Part II, which at 9 chapters and about 150 pages of text is by far the longest part of the book, addresses a host of issues relating to space travel, which has obviously always been a mainstay of science fiction. Chapters in this part discuss, among other things: why space flight and exploration today is not as common as predicted by decades-old science fiction; the physics behind the idea of an “elevator” to the moon; the use of matter-antimatter reactions (as in Star Trek) as a means of propulsion; and the implications of the theory of relativity for faster-than-light motion and time travel.
In part III, three chapters totaling about 50 pages, professor Adler looks at issues connected with alien life forms, including what a planet supporting alien life would have to be like, the history and future of the search for alien life, and the issues inherent in actually communicating with aliens (and how science fiction authors have treated these issues).

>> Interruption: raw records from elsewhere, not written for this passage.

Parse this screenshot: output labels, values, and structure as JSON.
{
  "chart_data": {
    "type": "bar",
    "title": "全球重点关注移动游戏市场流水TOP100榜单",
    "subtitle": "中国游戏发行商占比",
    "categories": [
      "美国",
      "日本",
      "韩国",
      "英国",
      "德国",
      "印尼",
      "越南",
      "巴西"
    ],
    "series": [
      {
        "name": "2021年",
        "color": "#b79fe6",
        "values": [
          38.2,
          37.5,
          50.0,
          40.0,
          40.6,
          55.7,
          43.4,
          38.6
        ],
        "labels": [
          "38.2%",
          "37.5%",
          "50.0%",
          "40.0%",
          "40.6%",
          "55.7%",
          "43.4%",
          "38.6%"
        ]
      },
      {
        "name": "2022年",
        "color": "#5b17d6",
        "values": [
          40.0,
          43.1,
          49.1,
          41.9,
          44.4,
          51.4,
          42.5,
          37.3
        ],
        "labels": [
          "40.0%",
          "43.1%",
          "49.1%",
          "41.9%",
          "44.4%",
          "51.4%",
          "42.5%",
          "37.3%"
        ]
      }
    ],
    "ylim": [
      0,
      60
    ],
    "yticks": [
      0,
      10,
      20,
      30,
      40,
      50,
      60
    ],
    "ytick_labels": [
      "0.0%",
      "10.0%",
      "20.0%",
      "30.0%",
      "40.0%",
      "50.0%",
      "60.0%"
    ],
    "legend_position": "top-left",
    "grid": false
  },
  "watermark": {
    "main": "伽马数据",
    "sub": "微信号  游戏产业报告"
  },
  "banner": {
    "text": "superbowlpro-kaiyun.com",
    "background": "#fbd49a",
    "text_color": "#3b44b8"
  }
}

The last part of the book (“Year Googol”) looks to the far future, including the likelihood of there actually being one: nuclear war and global warming, for example, are discussed in a chapter on the short-term survival of humanity, and subsequent chapters address advanced civilizations of the future and what they would (theoretically, if not practically) be capable of, at least based on our current understanding of physics.
The chapters in this book seem to be quite independent of one another, a fact which facilitates flexibility in its use. In addition to serving as a good book for self-study by any intellectually curious reader, this book could, I think, be used with considerable profit as a supplemental text in a regular undergraduate physics course or as a text for an honors seminar, perhaps supplemented by some of the actual science fiction stories mentioned here. In this regard, it should be mentioned that, in addition to an extensive bibliography of more than 250 entries, the book promises that a collection of exercises, along with hints and solutions, will appear on the publisher’s webpage for the book. (There are, as of this writing, none there yet, but presumably this will occur at some time in the future). Whether as a text for a course or as a vehicle for self-study, this book makes for interesting, educational and thought-provoking reading.